C’est rare ! Parce qu’en général lorsqu’une attaque est menée contre la population civile, ça se traduit par des meurtres. Mais en théorie, ça peut se produire. C’est le cas en RDC où Jean Pierre Bemba a été jugé coupable de crime contre l’humanité, commis en particulier par ses troupes entre 2002 et 2003. Ses troupes ont commis des meurtres mais elles ont surtout commis un nombre très important de viols. Et le viol, en lui-même, a constitué cette attaque contre la population civile.

Y a-t-il un nombre de morts à partir duquel l’on commence à crier gare, à parler de crime contre l’humanité ?

Il n’y a pas de seuil prédéfini. Le plus important, c’est l’intension de mener une attaque et le déroulement de cette attaque. En général, un crime contre l’humanité suppose un certain nombre de victimes. Parce qu’une attaque menée contre la société civile génère un certain nombre de victimes. Il n’y a pas de chiffre minimal à proprement parler. Mais un nombre important de morts peut être une indication du fait que l’attaque a été menée.

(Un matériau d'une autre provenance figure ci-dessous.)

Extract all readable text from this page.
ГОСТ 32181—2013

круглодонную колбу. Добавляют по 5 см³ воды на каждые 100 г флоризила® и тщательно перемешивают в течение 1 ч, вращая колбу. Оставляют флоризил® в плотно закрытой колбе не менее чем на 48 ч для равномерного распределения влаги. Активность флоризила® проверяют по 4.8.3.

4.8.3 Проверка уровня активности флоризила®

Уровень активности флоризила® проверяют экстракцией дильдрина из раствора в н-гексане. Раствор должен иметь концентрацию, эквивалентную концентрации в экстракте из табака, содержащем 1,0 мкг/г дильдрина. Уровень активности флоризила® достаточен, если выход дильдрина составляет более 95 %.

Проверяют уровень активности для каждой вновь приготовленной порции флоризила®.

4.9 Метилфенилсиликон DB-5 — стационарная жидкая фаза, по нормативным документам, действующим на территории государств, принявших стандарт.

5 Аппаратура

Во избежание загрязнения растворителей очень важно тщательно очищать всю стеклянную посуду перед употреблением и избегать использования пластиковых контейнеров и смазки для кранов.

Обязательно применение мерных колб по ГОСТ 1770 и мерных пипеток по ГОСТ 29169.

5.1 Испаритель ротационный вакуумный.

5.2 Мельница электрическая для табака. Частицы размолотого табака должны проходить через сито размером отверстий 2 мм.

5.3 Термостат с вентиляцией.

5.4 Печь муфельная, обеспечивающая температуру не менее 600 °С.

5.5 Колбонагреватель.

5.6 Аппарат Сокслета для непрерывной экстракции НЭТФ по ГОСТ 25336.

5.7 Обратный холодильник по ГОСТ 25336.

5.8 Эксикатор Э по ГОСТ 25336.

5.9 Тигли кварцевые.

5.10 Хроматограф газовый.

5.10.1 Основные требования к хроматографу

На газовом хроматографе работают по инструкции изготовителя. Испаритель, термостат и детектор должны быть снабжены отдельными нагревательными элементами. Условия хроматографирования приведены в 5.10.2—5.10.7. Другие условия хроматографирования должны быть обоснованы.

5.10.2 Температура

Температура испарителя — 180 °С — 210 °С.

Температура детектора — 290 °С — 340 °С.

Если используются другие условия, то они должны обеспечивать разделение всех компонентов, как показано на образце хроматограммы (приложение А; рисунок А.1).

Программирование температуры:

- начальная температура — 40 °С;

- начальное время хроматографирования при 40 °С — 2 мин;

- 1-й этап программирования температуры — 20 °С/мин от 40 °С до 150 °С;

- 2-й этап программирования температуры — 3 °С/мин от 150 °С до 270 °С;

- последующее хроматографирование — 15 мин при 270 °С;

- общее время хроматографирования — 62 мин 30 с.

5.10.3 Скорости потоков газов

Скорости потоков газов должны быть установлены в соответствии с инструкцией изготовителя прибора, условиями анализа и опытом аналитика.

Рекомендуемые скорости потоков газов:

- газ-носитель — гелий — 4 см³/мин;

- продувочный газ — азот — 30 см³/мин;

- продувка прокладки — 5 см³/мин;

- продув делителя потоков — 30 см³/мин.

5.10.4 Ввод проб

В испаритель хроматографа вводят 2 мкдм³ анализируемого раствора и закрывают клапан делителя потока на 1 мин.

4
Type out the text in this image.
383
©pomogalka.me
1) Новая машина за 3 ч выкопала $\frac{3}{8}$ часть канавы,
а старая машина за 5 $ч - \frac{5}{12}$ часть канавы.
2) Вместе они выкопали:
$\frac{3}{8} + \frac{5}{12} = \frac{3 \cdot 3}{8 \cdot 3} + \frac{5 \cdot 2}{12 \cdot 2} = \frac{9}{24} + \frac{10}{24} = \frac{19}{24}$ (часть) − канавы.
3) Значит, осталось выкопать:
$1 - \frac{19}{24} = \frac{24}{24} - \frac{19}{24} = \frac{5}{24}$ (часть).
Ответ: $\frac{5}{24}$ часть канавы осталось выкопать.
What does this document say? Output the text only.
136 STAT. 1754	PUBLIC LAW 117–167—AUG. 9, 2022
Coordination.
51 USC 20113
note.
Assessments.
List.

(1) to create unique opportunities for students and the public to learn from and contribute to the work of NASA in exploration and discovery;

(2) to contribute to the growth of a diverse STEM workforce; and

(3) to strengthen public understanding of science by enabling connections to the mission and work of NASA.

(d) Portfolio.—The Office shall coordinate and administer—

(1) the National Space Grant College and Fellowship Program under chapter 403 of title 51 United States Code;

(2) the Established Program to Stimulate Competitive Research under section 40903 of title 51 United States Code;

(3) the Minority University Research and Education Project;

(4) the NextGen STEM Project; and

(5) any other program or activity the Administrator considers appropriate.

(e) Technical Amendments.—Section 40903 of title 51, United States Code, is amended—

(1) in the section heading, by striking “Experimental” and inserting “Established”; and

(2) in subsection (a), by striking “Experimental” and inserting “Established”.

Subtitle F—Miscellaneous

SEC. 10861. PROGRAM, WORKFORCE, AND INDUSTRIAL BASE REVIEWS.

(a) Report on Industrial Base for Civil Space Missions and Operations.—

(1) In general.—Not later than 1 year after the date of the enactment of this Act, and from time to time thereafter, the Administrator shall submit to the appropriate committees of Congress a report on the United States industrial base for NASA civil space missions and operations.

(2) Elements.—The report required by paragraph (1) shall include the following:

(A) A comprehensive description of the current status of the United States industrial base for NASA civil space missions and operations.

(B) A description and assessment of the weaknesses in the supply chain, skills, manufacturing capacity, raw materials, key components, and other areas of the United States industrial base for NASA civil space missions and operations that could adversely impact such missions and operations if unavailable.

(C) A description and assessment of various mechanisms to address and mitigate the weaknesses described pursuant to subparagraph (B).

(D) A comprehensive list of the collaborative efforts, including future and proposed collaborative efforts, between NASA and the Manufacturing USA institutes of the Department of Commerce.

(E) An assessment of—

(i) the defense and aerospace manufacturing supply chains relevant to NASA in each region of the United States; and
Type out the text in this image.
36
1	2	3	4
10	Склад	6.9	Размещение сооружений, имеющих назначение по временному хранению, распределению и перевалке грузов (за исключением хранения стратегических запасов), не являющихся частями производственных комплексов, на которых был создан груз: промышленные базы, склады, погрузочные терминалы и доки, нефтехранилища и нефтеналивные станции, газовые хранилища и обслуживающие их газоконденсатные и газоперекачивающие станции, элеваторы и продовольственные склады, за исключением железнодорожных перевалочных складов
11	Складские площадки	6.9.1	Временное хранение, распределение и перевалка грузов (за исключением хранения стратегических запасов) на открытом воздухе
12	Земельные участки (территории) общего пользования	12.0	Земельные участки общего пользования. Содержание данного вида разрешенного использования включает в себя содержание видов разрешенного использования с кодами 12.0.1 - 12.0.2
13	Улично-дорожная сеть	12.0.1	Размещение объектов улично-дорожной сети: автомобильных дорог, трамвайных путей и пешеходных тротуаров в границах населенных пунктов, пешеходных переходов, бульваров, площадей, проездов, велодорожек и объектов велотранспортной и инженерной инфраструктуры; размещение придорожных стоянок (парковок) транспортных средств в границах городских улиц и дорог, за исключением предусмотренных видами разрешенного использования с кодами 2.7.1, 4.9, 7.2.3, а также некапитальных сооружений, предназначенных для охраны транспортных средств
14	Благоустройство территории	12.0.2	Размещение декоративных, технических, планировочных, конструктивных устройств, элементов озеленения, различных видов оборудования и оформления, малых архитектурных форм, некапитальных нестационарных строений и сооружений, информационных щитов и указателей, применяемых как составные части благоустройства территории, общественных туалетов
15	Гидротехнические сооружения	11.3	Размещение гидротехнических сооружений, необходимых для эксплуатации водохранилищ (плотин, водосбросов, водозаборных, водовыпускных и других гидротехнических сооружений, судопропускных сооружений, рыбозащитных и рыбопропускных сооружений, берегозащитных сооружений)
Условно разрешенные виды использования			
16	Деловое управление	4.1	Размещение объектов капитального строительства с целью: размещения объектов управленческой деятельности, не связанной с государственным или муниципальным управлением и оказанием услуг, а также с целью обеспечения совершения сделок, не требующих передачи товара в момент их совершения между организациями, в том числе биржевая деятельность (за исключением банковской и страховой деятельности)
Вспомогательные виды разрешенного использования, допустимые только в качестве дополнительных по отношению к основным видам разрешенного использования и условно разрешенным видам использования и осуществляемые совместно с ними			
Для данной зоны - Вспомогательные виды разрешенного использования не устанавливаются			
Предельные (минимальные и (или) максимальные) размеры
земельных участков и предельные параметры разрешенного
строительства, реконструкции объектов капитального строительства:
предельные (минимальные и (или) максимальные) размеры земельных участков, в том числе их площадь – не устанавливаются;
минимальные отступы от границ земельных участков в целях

Nous avons ici le gouvernement et Jean Ping qui ont porté plainte… Dans l’histoire des procès de la CPI, un plaignant s’est-il déjà retrouvé poursuivi par la suite ?

Ce qu’il faut bien comprendre c’est que le bureau du procureur, lui-même, est totalement indépendant. Le fait d’avoir reçu une plainte du gouvernement ou de l’opposition ne nous oblige en aucune façon. Ces deux plaintes sont évaluées dans le cadre de la même situation. Et elles le seront encore plus en toute indépendance et en toute impartialité. A partir de là, quelques personnes qui se seraient rendues coupables de crimes relevant de la compétence de la Cour feront l’objet de plaintes ou de poursuites. Mais encore une fois, nous ne sommes pas à ce stade. Nous n’avons pas encore établi que des crimes relevant de la compétence de la Cour ont été commis au Gabon. La question est donc un peu prématurée.

Vous êtes arrivés un peu comme des enquêteurs mais vous avez été accueillis par le ministre de la Justice, vous êtes montés dans des véhicules du gouvernement… Cela entame-t-il votre partialité ?

Cela n’entame ni notre indépendance, ni notre impartialité. Parce que le Gabon est Partie au statut de Rome. Quand on se rend dans un Etat, au Gabon ou ailleurs, on ne le fait pas de façon secrète ou à l’insu de la population. Lorsqu’on va dans un Etat on s’y rend avec le consentement de celui-ci. Et nous demandons aux autorités locales de nous fournir un soutien logistique pour qu’on puisse se déplacer à notre guise. Le cas échéant, si la situation est tendue, nous pouvons demander que des mesures de sécurité soient prises. Mais cela fait partie des services qu’un Etat membre de la CPI s’est engagé à rendre aux représentants de la CPI, lorsque ces derniers se rendent sur son territoire. Et comme je l’ai signifié, notre mission s’est déroulée sans entrave et les représentants du gouvernement n’ont jamais assisté aux réunions que nous tenions avec l’opposition, ou encore avec la société civile. Donc, nous restons totalement indépendants.